Collective Weaves, Installation Shot
Collective Weaves, Installation Shot, San Francisco Museum of Modern Art
Printed by Anne Kirk Textiles, San Francisco
Collective Weave is a unique set of linen textiles, whose silk-screened patterns are based on illustrations sourced from zines and flyers from lesbian and feminist organizations in the United States—particularly in the Bay Area— dating from 1957 to 1976. The work premiered at the San Francisco Museum of Modern Art, where the textiles hung like stage curtains, creating backdrops for an installation that pivoted on the legacy of the museum’s founding director, Grace McCann Morley, who served for twenty-three years beginning in 1935. In other contexts, they have been shown as raw fabric, neatly folded and hung over a wood hanger, unhemmed.
The work originated in Geyer’s research into Morley’s life and work. One of the most important museologists of her time, Morley believed the museum to be an integral component of civil society. She also engaged in cultural diplomacy under the auspices of the Office of the Coordinator of Inter-American Affairs and worked for UNESCO from 1946 to 1949. Morley was known to be a lesbian, which led to friction with the museum’s board of directors and in part to her departure from the museum. Many other queers serving in public positions at the time endured similar scrutiny that ended their professional careers. Geyer’s research focused on the most common form of communication within that era’s queer community: zines and flyers. There she found drawings representing bodies and faces, meetings and exchanges, and public and secret symbols. These drawings were created in lieu of photographs, which would have been too likely to compromise identities. The drawings were therefore sites for imagining community between often isolated individuals.

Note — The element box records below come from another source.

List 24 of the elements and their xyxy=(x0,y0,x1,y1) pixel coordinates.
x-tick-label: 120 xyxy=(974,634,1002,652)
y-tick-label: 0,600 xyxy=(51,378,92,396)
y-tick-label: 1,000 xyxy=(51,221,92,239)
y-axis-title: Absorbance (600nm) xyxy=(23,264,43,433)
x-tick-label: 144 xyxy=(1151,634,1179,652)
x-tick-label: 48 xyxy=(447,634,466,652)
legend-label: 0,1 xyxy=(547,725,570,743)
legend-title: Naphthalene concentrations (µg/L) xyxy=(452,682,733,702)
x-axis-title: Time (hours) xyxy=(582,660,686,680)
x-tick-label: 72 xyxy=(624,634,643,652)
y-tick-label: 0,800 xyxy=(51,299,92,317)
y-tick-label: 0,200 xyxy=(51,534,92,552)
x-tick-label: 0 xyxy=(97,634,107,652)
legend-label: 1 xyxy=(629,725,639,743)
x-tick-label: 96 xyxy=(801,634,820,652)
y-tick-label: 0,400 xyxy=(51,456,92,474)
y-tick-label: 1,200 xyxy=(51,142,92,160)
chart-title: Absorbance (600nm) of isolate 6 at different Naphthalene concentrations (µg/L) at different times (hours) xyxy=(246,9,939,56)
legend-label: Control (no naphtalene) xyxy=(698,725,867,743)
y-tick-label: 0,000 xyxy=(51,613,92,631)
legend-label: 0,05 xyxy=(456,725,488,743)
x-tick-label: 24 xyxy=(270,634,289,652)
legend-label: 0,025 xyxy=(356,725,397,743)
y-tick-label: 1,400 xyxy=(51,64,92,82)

Collective Weave features continuous patterns in various colors, for example, orange with red; deep purple and pink with burgundy; light blue with navy; and iridescent silver with white. In some of the patterns, motifs of women repeat and flip into designs that appear abstract from a distance. In others, abstract shapes conjure symbols of a bygone club or association. To create each pattern, Geyer used one or two illustrations from a single source, which she credits in the work’s title along with, when possible, the original artist.